Nixon’s psychiatrist, Hutschnecker, stated in interviews after the president left office that Nixon had “no serious psychiatric diagnosis… but he did have a good portion of neurotic symptoms.” Nixon had originally consulted the doctor about his somatic symptoms in the 1950s, when Hutschnecker was still working as an internist. At that time, he could have met DSM-IV criteria for Somatization Disorder. Beginning when he ran for president again in 1968 and continuing through his presidency, Nixon’s psychological symptoms became more marked. (Volkan,, Itzkowitz, & Dod, 1997). Based on the application of the Brief Psychiatric Rating Scale to that time period, his diagnosis would likely be (Axis 1) Psychotic Disorder Not Otherwise Specified along with (Axis 2) Narcissistic Personality Disorder. Nixon’s psychotic symptoms may have been a direct results of his narcissistic personality’s inability to cope with the stresses of his life. He had delusions that he could trust no one, which led him to be secretive, to misinterpret the actions and words of those close to him, to project his own feelings onto others, and to blame other for his actions (Chesen, 1975).
The criteria include a “pervasive pattern of grandiosity (in fantasy or behavior), need for admiration, and lack of empathy.” Interpersonal relationships are often exploitative in nature. Nixon always wanted to be the best, the highest, the greatest, and the first (Black, 1999). In his career he collected ‘firsts,’ and even his funeral was the first presidential funeral at which five former presidents and their five first ladies were in attendance. He desperately wanted admiration at all times, and his fear of not getting admiration caused him to take many foolish actions (Volkan et al., 1997). Fear and the mistakes it caused fed into the psychotic breaks (primarily delusions) he experienced. Even when he was most popular, he sometimes believed he would lose, and he frantically tried to avoid loss. The Watergate break-in was a prime example of this. As described above, it was clear that he would be re-elected, but he didn’t feel certain. Also, he wanted a landslide and he feared he might not get it (Winters & Carlson, 1988).

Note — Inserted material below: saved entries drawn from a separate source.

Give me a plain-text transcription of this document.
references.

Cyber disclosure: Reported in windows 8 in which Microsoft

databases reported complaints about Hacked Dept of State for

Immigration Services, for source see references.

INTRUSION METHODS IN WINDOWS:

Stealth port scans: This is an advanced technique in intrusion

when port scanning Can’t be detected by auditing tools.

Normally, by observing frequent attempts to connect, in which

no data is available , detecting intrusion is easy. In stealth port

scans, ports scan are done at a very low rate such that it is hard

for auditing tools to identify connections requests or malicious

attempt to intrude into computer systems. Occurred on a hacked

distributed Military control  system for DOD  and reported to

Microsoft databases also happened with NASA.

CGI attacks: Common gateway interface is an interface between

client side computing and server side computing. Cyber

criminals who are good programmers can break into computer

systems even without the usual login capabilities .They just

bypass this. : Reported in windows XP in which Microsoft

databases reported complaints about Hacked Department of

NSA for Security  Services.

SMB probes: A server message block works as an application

The first nursing diagnosis for President Nixon is moderate to severe anxiety, evidenced by ruminative worrying (Black, 1999), attempts to control the environment and other people (Yuill, 2009), and distrust of others (Volkan et al., 1997). The second nursing diagnosis is defensive coping, seen in his denial of problems and weaknesses that were obvious to others (Black, 2008), projection of blame and responsibility (Volkan et al., 1997), hypersensitivity to criticism (Winters & Carlson, 1988), and rationalization of failures (Black, 2008).
Interventions for anxiety (with rationales in parentheses) include encouraging the patient to build a trusting relationship with the nurse (honesty, availability, and acceptance promote trust in the nurse-client relationship), provision of physical activities to release tension (tension and anxiety can be safely released with an additional physical benefit through physical activities), and teaching distraction techniques to avoid rumination (distraction techniques can “derail” the train of worry as it is starting, before it gets too powerful (Townsend, 2011).
Interventions for defensive coping (with rationales in parentheses) include recognizing and supporting basic ego strengths (self-esteem can be improved by concentrating on the positives of the personality), helping the client identify situations that provoke defensiveness (self-insight is a foundation of psychological health), and practicing more appropriate responses through role-playing (role-playing can increase the patient’s confidence that he can deal with difficult situations when they actually occur) (Townsend, 2011).
It is likely that, if President Nixon had sought treatment and if his difficulties had been diagnosed as listed above, he would have been helped by these nursing interventions.